SBAA517 June   2021

 

  1.   Trademarks
  2. 1Introduction
  3. 2Background
  4. 3What’s New in JESD204C
  5. 4Summary
  6. 5References

Background

JESD204B was the successor to the A standard, which lacked the means to synchronize multiple collocated devices. In other words, if you had two identical data converters on a circuit card assembly and wanted the inputs (or outputs) to be phase-coherent, then you could not use the A standard – it simply did not support any means to accomplish this. The B standard introduced the concept of sub-classification, which provided a backward-compatibility mode (subclass 0) along with two new classes (1 and 2) that provided deterministic latency between the sample time and the data arrival in the consumer (such as an FPGA).

JESD204A was much slower than the B revision. The original standard had a maximum lane rate of 3.125 Gbps, while the B standard was capable of up to 12.5 Gbps. As these lane rates increased, it introduced issues that are common with high-speed serial links: signal integrity, clock recovery and base line wander. Base line wander is a phenomenon caused by an unequal number of 1s and 0s on a transmission line, causing the dielectric to charge and the DC center point of the transmission line to move. This movement can cause two significant issues: it can introduce jitter as well as coding errors.

Base line wander most commonly occurs in systems that are AC-coupled. The AC-coupling is used to mitigate DC offsets between the transmitter and the receiver.

To mitigate base line wander and provide a means for AC coupling, the original standard used 8B/10B symbol encoding. For those not familiar with this type of coding, it is a simple lookup table that returns a 10-bit “symbol” for every octet (8-bit word). 8B/10B symbol encoding also introduces other clever techniques to overcome the running disparity of 1s and 0s and maintain a fixed DC point on the line, while always providing transitions to bridge-coupling capacitors.

Some additional symbols are not used for data but rather for in-band signaling to the receiver. For example, the K28.5 (comma) symbol is used for lane alignment, so at startup, the receiver can establish where in the stream the bits begin (for example, to find the start of a symbol frame). Once the receiver establishes the connection, it can signal back (through the SYNC signal) that the receiver is now matching the encoder, and data traffic can begin.

8B/10B coding is an excellent method for the task of serialization and deserialization, but it adds a 20% penalty to the capacity of each lane (channel). So for every 8 bits of data provided by the sender, 10 bits are actually transmitted (see Figure 2-1 as an example). As data capacity increases, 8B/10B coding becomes greatly inefficient.

Another side effect of serialization and extremely fast lanes is noise injection, which is a byproduct of 8B/10B encoding along with the high-speed transmission lines. Repetitive symbols that couple to the input (or output) of data converters may appear as spectral spurs, which can affect system performance. JESD204 provides a scrambling polynomial that can be turned on once the link is established to spread the energy and lower the spurious content.

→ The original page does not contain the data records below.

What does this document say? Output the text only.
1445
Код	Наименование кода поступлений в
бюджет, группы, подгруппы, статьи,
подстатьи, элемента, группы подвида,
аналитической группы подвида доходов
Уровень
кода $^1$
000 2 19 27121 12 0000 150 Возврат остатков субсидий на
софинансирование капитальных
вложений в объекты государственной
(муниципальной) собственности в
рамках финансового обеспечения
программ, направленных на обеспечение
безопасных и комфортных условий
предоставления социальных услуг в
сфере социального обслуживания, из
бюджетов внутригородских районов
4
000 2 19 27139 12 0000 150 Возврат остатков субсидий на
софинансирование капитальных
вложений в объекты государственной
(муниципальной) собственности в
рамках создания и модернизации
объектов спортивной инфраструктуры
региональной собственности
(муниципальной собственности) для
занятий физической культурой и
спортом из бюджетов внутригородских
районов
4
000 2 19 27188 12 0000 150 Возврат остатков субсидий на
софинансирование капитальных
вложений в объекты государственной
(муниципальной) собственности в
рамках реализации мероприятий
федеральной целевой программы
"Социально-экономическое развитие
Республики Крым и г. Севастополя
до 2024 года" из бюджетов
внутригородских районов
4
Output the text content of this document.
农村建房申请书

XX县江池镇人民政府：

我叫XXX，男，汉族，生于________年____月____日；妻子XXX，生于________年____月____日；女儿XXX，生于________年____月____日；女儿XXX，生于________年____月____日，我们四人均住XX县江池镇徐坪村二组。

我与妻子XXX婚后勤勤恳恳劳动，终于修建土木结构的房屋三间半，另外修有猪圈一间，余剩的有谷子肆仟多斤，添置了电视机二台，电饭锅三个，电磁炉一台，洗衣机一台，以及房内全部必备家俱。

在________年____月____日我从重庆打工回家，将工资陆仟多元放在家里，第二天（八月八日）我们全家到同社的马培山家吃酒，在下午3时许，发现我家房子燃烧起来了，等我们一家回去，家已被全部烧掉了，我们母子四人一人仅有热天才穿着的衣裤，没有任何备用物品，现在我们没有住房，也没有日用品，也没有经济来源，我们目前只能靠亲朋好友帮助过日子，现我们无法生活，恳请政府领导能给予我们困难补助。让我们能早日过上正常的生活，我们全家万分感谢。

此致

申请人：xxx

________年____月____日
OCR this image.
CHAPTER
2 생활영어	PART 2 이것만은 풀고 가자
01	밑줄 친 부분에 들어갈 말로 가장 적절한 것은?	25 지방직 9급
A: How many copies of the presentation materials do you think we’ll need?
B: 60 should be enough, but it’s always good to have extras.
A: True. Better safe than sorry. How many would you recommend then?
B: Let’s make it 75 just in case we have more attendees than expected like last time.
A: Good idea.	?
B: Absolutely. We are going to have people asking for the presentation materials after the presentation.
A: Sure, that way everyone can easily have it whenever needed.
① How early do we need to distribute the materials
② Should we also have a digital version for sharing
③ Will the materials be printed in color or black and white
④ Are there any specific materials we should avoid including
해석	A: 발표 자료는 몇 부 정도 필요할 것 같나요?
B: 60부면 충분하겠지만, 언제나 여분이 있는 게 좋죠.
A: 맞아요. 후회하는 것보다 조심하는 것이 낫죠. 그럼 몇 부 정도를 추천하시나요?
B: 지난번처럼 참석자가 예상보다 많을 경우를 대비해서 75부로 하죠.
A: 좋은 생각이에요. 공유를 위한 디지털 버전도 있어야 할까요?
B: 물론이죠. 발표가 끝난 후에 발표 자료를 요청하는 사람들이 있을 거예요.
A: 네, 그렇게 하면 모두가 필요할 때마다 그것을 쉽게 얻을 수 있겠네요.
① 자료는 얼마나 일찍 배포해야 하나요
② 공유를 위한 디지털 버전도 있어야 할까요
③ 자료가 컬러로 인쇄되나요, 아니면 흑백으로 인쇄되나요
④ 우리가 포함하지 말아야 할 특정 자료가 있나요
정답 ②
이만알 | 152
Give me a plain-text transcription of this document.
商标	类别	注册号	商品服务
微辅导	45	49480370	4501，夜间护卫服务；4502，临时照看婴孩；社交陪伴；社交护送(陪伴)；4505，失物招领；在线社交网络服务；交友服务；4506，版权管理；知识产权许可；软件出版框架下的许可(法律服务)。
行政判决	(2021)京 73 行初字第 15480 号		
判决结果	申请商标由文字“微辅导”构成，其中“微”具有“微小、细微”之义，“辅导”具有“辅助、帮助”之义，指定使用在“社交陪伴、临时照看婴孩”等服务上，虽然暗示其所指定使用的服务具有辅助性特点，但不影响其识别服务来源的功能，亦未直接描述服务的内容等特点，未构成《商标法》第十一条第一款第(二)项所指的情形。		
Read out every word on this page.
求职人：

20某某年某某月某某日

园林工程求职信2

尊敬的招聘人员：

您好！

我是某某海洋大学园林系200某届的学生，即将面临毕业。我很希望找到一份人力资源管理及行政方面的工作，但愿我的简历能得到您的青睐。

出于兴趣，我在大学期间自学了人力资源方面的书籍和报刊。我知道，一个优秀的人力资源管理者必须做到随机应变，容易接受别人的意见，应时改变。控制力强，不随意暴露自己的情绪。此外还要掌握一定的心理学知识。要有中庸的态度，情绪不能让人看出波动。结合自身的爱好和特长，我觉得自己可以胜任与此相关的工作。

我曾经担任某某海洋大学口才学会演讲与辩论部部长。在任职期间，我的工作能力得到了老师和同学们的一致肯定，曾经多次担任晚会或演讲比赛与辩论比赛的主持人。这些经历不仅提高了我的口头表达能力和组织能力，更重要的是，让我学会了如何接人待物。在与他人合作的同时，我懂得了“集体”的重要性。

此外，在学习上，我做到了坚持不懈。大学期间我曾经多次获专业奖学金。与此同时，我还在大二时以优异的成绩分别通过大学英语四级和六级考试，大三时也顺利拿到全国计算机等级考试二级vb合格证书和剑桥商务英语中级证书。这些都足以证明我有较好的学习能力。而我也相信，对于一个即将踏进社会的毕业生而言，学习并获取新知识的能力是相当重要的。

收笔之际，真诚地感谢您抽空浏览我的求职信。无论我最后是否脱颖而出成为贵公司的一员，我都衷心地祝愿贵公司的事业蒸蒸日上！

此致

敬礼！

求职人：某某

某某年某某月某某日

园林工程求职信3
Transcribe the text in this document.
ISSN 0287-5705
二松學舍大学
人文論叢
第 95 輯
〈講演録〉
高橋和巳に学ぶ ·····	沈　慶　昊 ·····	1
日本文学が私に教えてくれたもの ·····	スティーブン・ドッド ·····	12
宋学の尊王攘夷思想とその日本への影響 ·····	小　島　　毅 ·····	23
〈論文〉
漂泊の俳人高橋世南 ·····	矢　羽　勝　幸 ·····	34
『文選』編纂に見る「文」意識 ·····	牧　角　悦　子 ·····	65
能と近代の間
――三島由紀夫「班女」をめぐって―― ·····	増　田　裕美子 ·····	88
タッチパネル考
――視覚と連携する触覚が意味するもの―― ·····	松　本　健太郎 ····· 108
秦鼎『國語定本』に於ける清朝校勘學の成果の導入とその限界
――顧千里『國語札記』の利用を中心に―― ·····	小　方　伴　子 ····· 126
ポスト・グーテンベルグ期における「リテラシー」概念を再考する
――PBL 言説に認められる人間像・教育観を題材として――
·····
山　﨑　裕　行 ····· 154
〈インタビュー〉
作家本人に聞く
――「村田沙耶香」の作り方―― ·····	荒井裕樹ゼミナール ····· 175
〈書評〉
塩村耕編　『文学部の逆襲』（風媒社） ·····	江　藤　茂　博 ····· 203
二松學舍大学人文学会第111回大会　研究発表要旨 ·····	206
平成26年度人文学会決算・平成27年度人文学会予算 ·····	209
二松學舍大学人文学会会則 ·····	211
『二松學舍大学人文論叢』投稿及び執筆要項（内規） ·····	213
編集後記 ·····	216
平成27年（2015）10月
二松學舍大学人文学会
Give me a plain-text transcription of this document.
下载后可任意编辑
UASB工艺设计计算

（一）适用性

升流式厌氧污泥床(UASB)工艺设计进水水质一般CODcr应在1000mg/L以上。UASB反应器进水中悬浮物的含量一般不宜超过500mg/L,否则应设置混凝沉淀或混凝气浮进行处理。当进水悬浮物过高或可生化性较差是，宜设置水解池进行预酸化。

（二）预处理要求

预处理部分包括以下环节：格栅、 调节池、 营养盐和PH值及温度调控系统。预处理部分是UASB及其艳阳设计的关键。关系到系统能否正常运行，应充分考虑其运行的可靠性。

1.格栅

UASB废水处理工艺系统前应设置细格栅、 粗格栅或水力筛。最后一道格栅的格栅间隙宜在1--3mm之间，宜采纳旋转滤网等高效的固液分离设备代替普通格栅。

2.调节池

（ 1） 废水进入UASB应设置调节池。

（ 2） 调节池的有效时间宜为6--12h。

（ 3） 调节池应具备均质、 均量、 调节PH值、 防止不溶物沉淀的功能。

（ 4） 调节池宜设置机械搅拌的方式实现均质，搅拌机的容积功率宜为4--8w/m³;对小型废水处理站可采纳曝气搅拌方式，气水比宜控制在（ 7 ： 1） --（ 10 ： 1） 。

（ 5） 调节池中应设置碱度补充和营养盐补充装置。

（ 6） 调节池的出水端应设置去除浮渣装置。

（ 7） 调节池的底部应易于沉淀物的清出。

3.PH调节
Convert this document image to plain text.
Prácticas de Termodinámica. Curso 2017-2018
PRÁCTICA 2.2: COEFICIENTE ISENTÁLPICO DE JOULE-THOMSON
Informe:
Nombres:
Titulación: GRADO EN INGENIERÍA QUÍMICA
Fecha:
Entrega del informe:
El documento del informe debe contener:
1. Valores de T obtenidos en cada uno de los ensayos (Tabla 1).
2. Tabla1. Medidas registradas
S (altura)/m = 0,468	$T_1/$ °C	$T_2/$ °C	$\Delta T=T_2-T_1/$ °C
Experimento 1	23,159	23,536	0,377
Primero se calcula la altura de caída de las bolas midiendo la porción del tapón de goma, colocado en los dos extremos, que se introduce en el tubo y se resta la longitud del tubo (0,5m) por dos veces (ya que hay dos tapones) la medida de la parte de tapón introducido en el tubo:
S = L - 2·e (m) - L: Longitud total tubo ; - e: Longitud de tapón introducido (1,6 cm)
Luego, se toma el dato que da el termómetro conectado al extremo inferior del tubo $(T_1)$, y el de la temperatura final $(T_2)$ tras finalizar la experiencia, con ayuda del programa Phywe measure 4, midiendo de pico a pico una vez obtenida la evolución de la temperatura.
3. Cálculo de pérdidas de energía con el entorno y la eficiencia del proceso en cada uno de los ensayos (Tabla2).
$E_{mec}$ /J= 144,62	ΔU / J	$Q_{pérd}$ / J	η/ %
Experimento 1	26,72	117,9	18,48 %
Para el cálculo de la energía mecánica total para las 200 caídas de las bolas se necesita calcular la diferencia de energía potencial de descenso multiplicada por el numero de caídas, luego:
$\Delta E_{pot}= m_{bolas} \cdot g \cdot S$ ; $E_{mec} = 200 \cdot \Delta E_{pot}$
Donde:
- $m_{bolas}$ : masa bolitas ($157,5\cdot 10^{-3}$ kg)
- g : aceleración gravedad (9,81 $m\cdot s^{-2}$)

GUID-20210520-CA0I-4QGG-BPHV-C1RBKHKP470K-low.pngFigure 2-1 Shown is an Example of 8B/10B Coding in Which 8-Bit Value 0x20 is Encoded to the D.04.0 10-Bit Symbol
Note: Running Disparity [RD] is the difference of 1’s and 0’s in the output of the encoder. Depending on the state, RD can yield multiple values for the same symbol.

As with any serialization methodology, data from multiple sources can be multiplexed into several lanes and reconstructed on the other end. In the International Organization for Standardization Open System Interconnection (ISO-OSI) model, the interface is broken into several layers: the transport, data link and physical layers. The data-link layer performs much of the aforementioned encoding and decoding, but data multiplexing takes place in the transport layer before encoding, which is one of the most complex blocks in the JESD204 standard. This block fundamentally allows the transporting of multiple converter channels across multiple serialized lanes. Multiple channels on individual data converters will be phase coherent, but the delay of the transport layer will vary for various reasons. JESD204B added a mechanism to provide deterministic latency so that multiple devices can be made phase coherent which is very important for electronically steered arrays (ESA).